7. Suppose that real GDP is $500 and potential GDP is $1000, while the marginal
propensity to consume is 0.9. If the government is going to engage in
government spending and does not impose taxes, what specific fiscal policy
action should policy makers take?

Correct Answer:
The MPC = 0.9, so the multiplier is 1 / (1 – 0.9) = 10. Because real GDP needs to
increase by $500, government spending must increase by $50.

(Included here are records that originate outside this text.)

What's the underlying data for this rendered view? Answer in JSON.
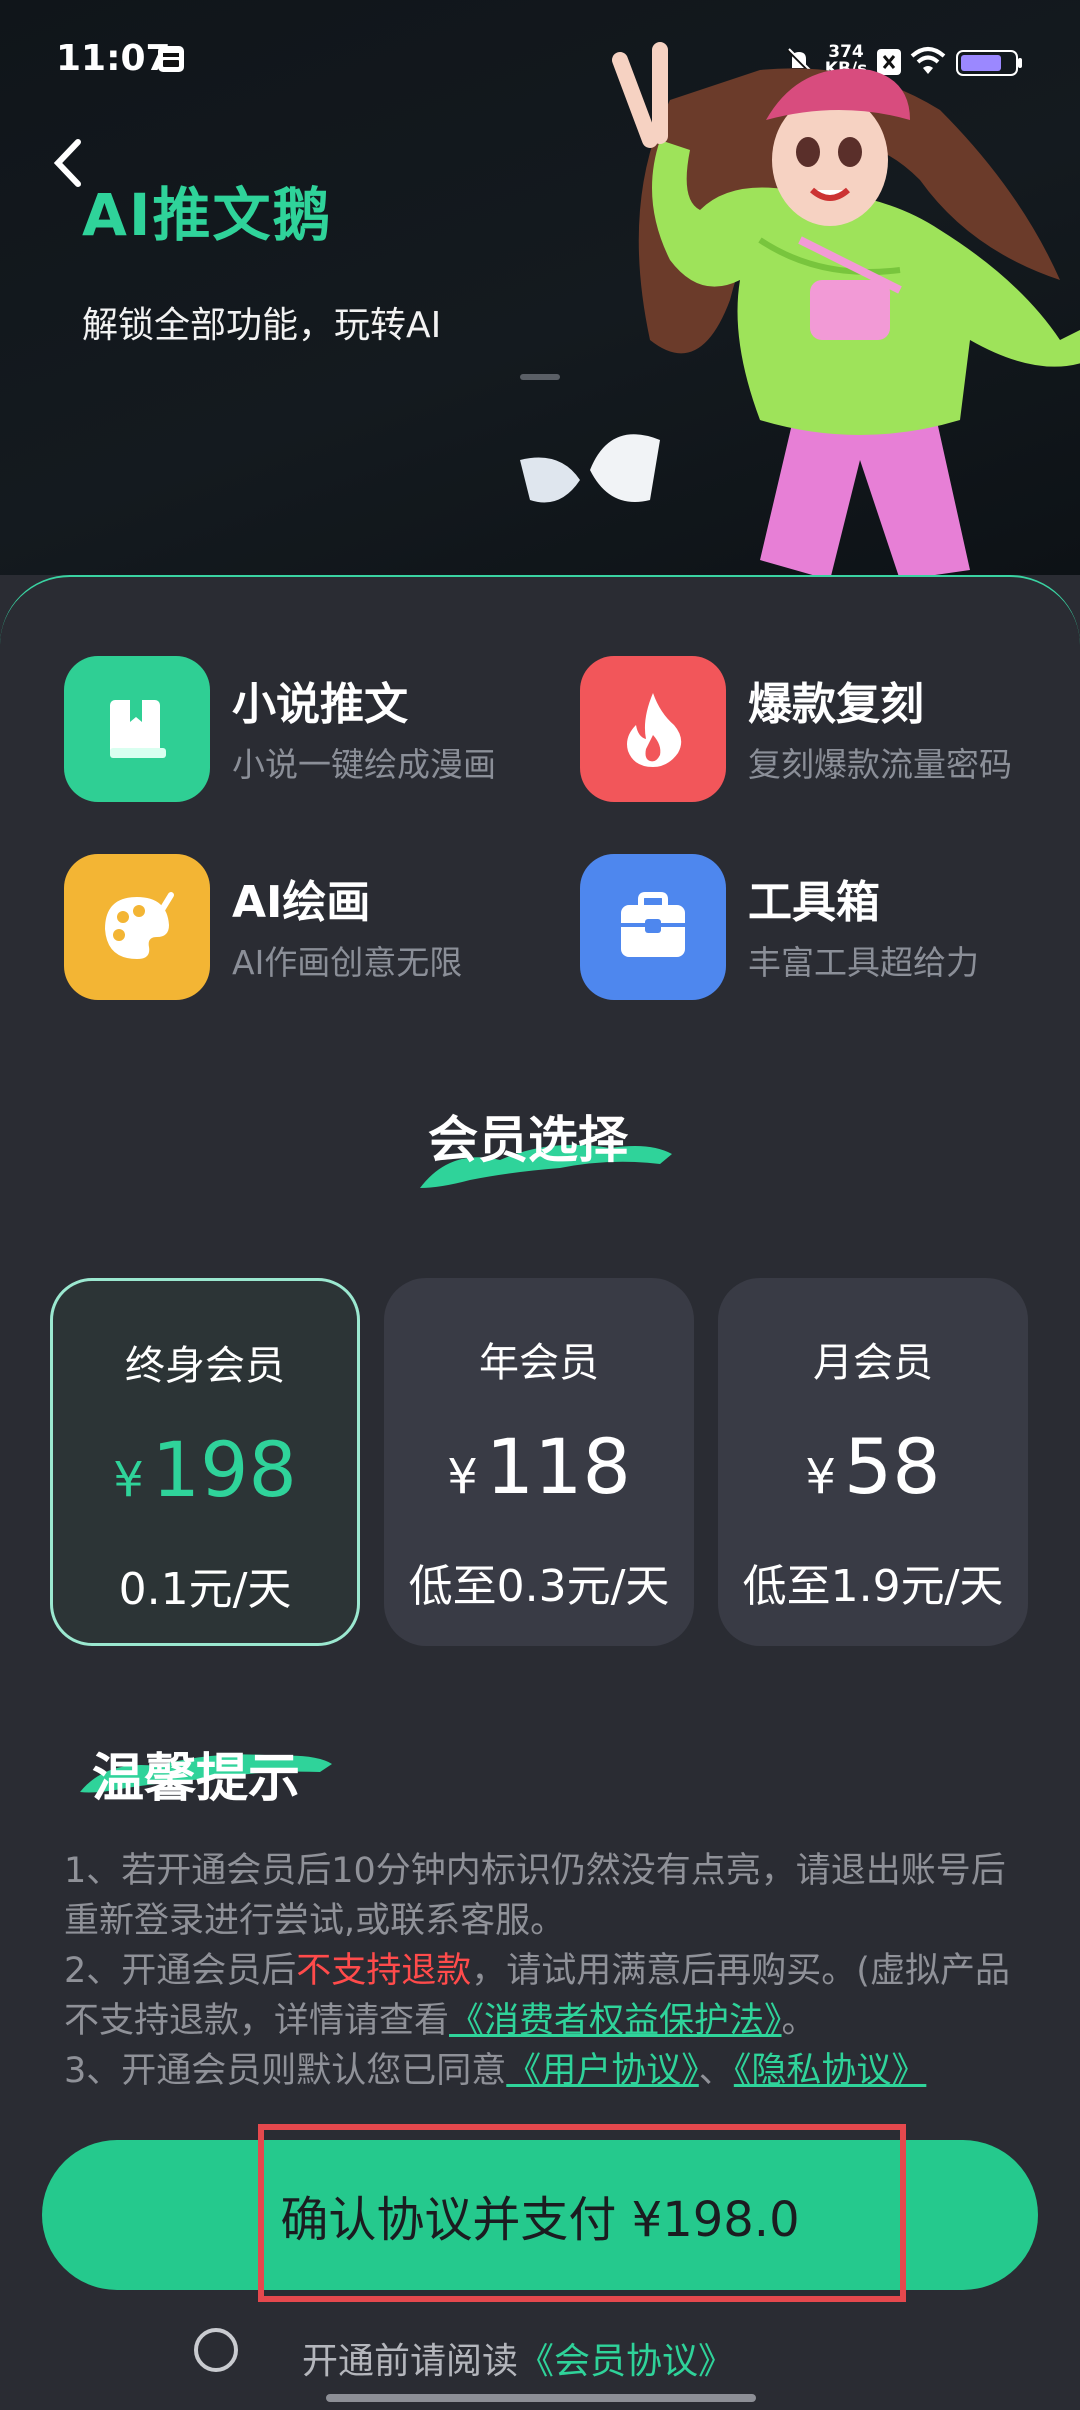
{
  "status_bar": {
    "time": "11:07",
    "net_speed_value": "374",
    "net_speed_unit": "KB/s"
  },
  "hero": {
    "brand": "AI推文鹅",
    "slogan": "解锁全部功能，玩转AI"
  },
  "features": [
    {
      "title": "小说推文",
      "subtitle": "小说一键绘成漫画",
      "icon": "book-icon",
      "color": "#2fcf94"
    },
    {
      "title": "爆款复刻",
      "subtitle": "复刻爆款流量密码",
      "icon": "flame-icon",
      "color": "#f2565a"
    },
    {
      "title": "AI绘画",
      "subtitle": "AI作画创意无限",
      "icon": "palette-icon",
      "color": "#f3b534"
    },
    {
      "title": "工具箱",
      "subtitle": "丰富工具超给力",
      "icon": "toolbox-icon",
      "color": "#4e87ee"
    }
  ],
  "membership": {
    "title": "会员选择",
    "plans": [
      {
        "name": "终身会员",
        "currency": "¥",
        "price": "198",
        "daily": "0.1元/天",
        "selected": true
      },
      {
        "name": "年会员",
        "currency": "¥",
        "price": "118",
        "daily": "低至0.3元/天",
        "selected": false
      },
      {
        "name": "月会员",
        "currency": "¥",
        "price": "58",
        "daily": "低至1.9元/天",
        "selected": false
      }
    ]
  },
  "tips": {
    "title": "温馨提示",
    "line1": "1、若开通会员后10分钟内标识仍然没有点亮，请退出账号后重新登录进行尝试,或联系客服。",
    "line2_a": "2、开通会员后",
    "line2_red": "不支持退款",
    "line2_b": "，请试用满意后再购买。(虚拟产品不支持退款，详情请查看",
    "line2_link": "《消费者权益保护法》",
    "line2_c": "。",
    "line3_a": "3、开通会员则默认您已同意",
    "line3_link1": "《用户协议》",
    "line3_sep": "、",
    "line3_link2": "《隐私协议》"
  },
  "pay_button": "确认协议并支付 ¥198.0",
  "agreement": {
    "text": "开通前请阅读",
    "link": "《会员协议》"
  },
  "colors": {
    "accent": "#2fd39a",
    "background": "#2a2c33",
    "card": "#393b45",
    "highlight_box": "#e5484d"
  }
}
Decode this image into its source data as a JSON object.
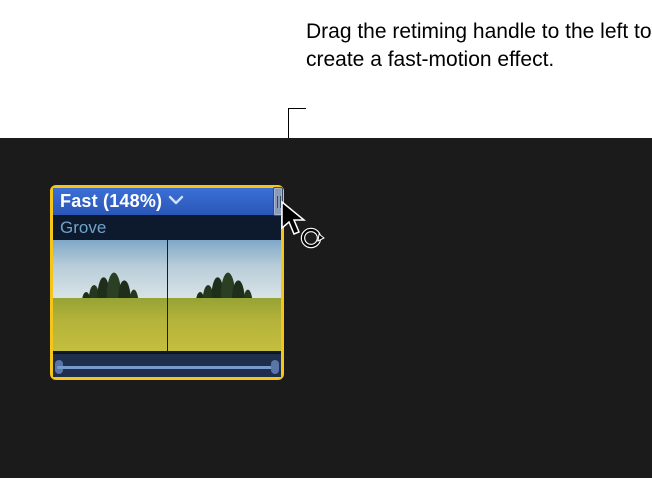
{
  "annotation": {
    "text": "Drag the retiming handle to the left to create a fast-motion effect."
  },
  "clip": {
    "speed_label": "Fast (148%)",
    "name": "Grove",
    "retiming_icon": "chevron-down-icon",
    "handle_name": "retiming-handle",
    "cursor_name": "arrow-cursor",
    "refresh_name": "retime-cursor-icon"
  },
  "colors": {
    "selection": "#f5c518",
    "speedbar": "#2a56b8",
    "timeline_bg": "#1b1b1b"
  }
}
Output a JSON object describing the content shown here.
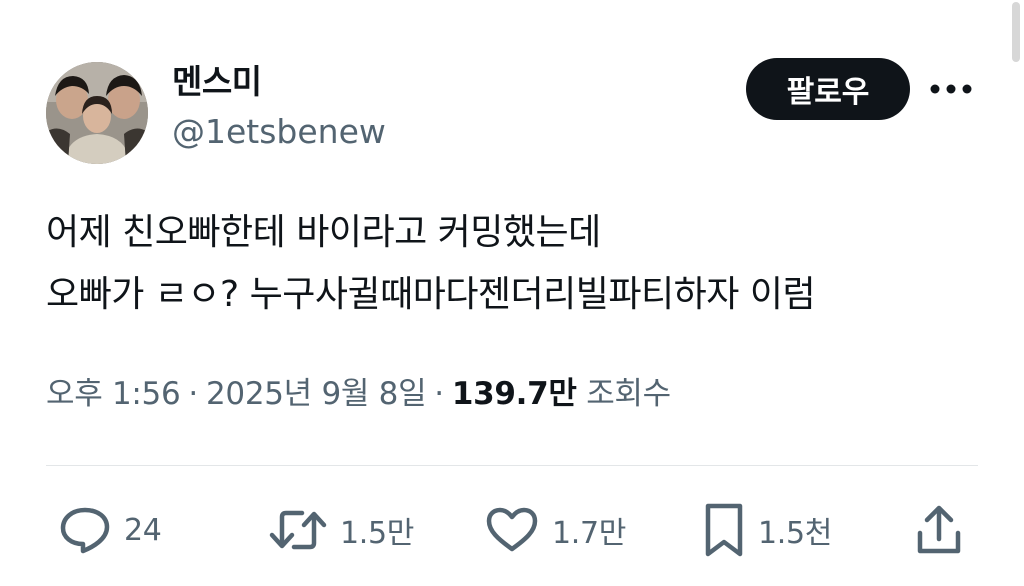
{
  "user": {
    "display_name": "멘스미",
    "handle": "@1etsbenew"
  },
  "follow_label": "팔로우",
  "tweet": {
    "lines": [
      "어제 친오빠한테 바이라고 커밍했는데",
      "오빠가 ㄹㅇ? 누구사귈때마다젠더리빌파티하자 이럼"
    ]
  },
  "meta": {
    "time": "오후 1:56",
    "separator": "·",
    "date": "2025년 9월 8일",
    "views_count": "139.7만",
    "views_label": "조회수"
  },
  "actions": {
    "replies": "24",
    "reposts": "1.5만",
    "likes": "1.7만",
    "bookmarks": "1.5천"
  },
  "icons": {
    "reply": "speech-bubble-icon",
    "repost": "repost-arrows-icon",
    "like": "heart-icon",
    "bookmark": "bookmark-icon",
    "share": "share-upload-icon",
    "more": "more-dots-icon"
  },
  "colors": {
    "text_primary": "#0f1419",
    "text_secondary": "#536471",
    "follow_button_bg": "#0f1419",
    "follow_button_text": "#ffffff",
    "divider": "#e3e6e8"
  }
}
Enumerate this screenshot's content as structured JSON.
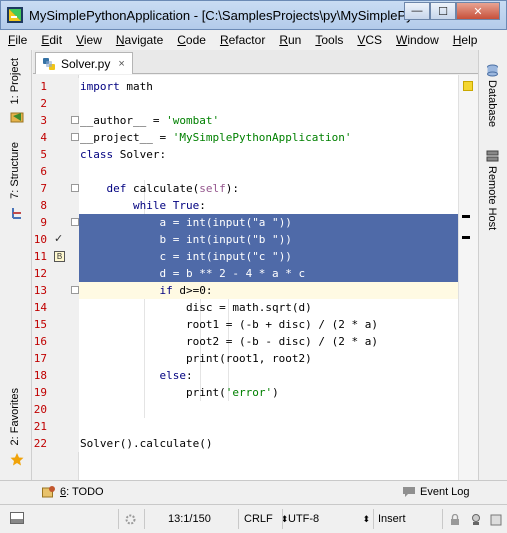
{
  "window": {
    "title": "MySimplePythonApplication - [C:\\SamplesProjects\\py\\MySimplePyt...",
    "minimize_label": "—",
    "maximize_label": "☐",
    "close_label": "✕"
  },
  "menu": [
    {
      "mnemonic": "F",
      "rest": "ile"
    },
    {
      "mnemonic": "E",
      "rest": "dit"
    },
    {
      "mnemonic": "V",
      "rest": "iew"
    },
    {
      "mnemonic": "N",
      "rest": "avigate"
    },
    {
      "mnemonic": "C",
      "rest": "ode"
    },
    {
      "mnemonic": "R",
      "rest": "efactor"
    },
    {
      "mnemonic": "R",
      "rest": "un"
    },
    {
      "mnemonic": "T",
      "rest": "ools"
    },
    {
      "mnemonic": "V",
      "rest": "CS"
    },
    {
      "mnemonic": "W",
      "rest": "indow"
    },
    {
      "mnemonic": "H",
      "rest": "elp"
    }
  ],
  "left_tabs": {
    "project": "1: Project",
    "structure": "7: Structure",
    "favorites": "2: Favorites"
  },
  "right_tabs": {
    "database": "Database",
    "remote_host": "Remote Host"
  },
  "editor_tab": {
    "filename": "Solver.py",
    "close": "×"
  },
  "code_lines": [
    "import math",
    "",
    "__author__ = 'wombat'",
    "__project__ = 'MySimplePythonApplication'",
    "class Solver:",
    "",
    "    def calculate(self):",
    "        while True:",
    "            a = int(input(\"a \"))",
    "            b = int(input(\"b \"))",
    "            c = int(input(\"c \"))",
    "            d = b ** 2 - 4 * a * c",
    "            if d>=0:",
    "                disc = math.sqrt(d)",
    "                root1 = (-b + disc) / (2 * a)",
    "                root2 = (-b - disc) / (2 * a)",
    "                print(root1, root2)",
    "            else:",
    "                print('error')",
    "",
    "",
    "Solver().calculate()"
  ],
  "bottom": {
    "todo_num": "6",
    "todo_label": ": TODO",
    "event_log": "Event Log"
  },
  "status": {
    "position": "13:1/150",
    "line_sep": "CRLF",
    "encoding": "UTF-8",
    "mode": "Insert"
  },
  "colors": {
    "selection": "#4f6aa8",
    "caret_row": "#fffae3",
    "line_numbers": "#c00000"
  }
}
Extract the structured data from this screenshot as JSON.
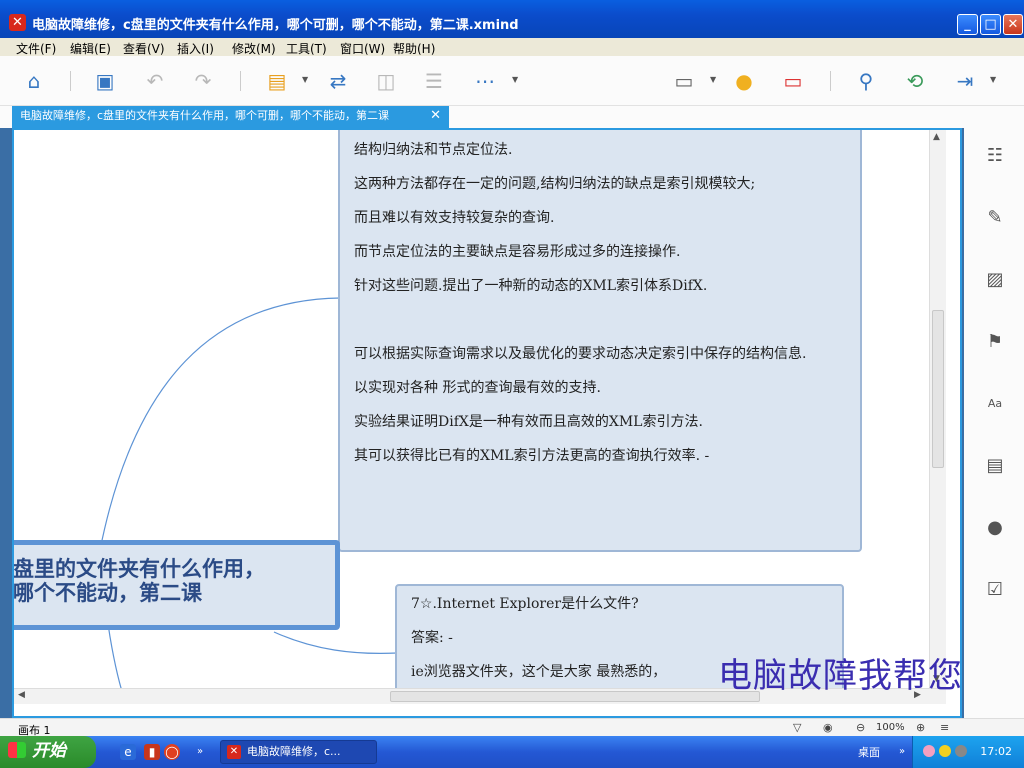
{
  "window": {
    "title": "电脑故障维修，c盘里的文件夹有什么作用，哪个可删，哪个不能动，第二课.xmind",
    "app_icon": "xmind-x-icon",
    "minimize": "_",
    "maximize": "□",
    "close": "✕"
  },
  "menu": [
    "文件(F)",
    "编辑(E)",
    "查看(V)",
    "插入(I)",
    "修改(M)",
    "工具(T)",
    "窗口(W)",
    "帮助(H)"
  ],
  "toolbar": {
    "icons": [
      "home-icon",
      "save-icon",
      "undo-icon",
      "redo-icon",
      "topic-icon",
      "relationship-icon",
      "boundary-icon",
      "summary-icon",
      "more-icon",
      "presentation-icon",
      "idea-icon",
      "gantt-icon",
      "search-icon",
      "share-icon",
      "export-icon"
    ]
  },
  "tab": {
    "label": "电脑故障维修，c盘里的文件夹有什么作用，哪个可删，哪个不能动，第二课",
    "close": "✕"
  },
  "topic1": {
    "lines": [
      "结构归纳法和节点定位法.",
      "这两种方法都存在一定的问题,结构归纳法的缺点是索引规模较大;",
      " 而且难以有效支持较复杂的查询.",
      "而节点定位法的主要缺点是容易形成过多的连接操作.",
      "针对这些问题.提出了一种新的动态的XML索引体系DifX.",
      "",
      "可以根据实际查询需求以及最优化的要求动态决定索引中保存的结构信息.",
      "以实现对各种 形式的查询最有效的支持.",
      "实验结果证明DifX是一种有效而且高效的XML索引方法.",
      "其可以获得比已有的XML索引方法更高的查询执行效率. -"
    ]
  },
  "central_topic": {
    "line1": "盘里的文件夹有什么作用，",
    "line2": "哪个不能动，第二课"
  },
  "topic2": {
    "lines": [
      "7☆.Internet Explorer是什么文件?",
      "答案: -",
      "ie浏览器文件夹，这个是大家 最熟悉的，"
    ]
  },
  "watermark": "电脑故障我帮您",
  "right_panel": {
    "icons": [
      "outline-icon",
      "format-brush-icon",
      "image-icon",
      "marker-flag-icon",
      "text-style-icon",
      "notes-icon",
      "comment-icon",
      "task-clipboard-icon"
    ]
  },
  "statusbar": {
    "sheet": "画布 1",
    "zoom": "100%"
  },
  "taskbar": {
    "start": "开始",
    "task_item": "电脑故障维修，c...",
    "desktop": "桌面",
    "clock": "17:02"
  }
}
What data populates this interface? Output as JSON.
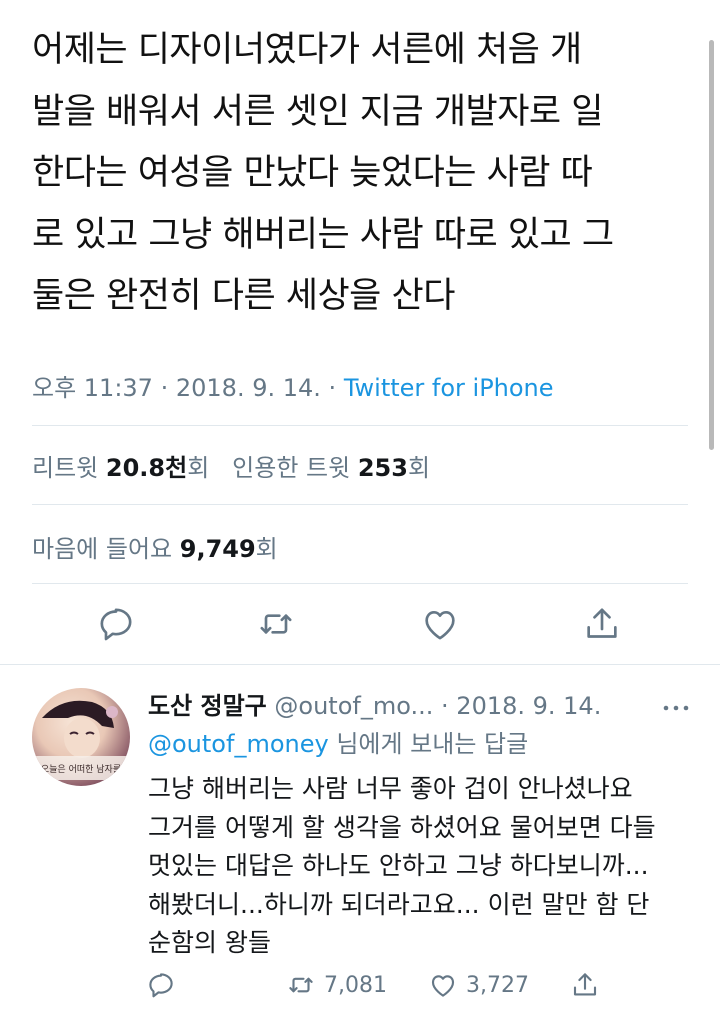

8. Donald owns several hotels in New York, Las Vegas, and other centers of
tourist activity. Much of Donald's hotel revenue comes from European tourists.
Suppose the U.S. dollar depreciates against the euro. Explain how this will
affect Donald's hotel business.

Correct Answer:
When the dollar depreciates against the euro, the dollar becomes less expensive
to purchase with those euros. Because Donald's hotel rates are quoted in dollars,
those prices just fell for European tourists. Donald's hotel business should expect
increased revenue from Europeans, who now find it less expensive to travel to the
United States.

9. Explain why a recession would, all else equal, decrease the demand for
money.

Correct Answer:
Households hold money to make purchases. A recession is going to decrease real
GDP and the number of purchases made by most households, thus shifting the
money demand curve to the left.

10. Suppose that on January 1 the exchange rate was ¥120 per U.S. dollar. On
December 31 of that year, a person needed ¥125 to buy $1. Over the course of
that year, did the dollar appreciate or depreciate against the yen? Did the
change in the exchange rate make American goods and services more or less
attractive to Japanese consumers? Explain.
Correct Answer:
At the end of the year, it took more yen to buy a dollar. In other words, the price of
a dollar has increased, or appreciated. Because it takes more yen to buy a dollar,
the price of American goods to Japanese consumers will increase. As a result,
American goods will be less attractive to Japanese consumers.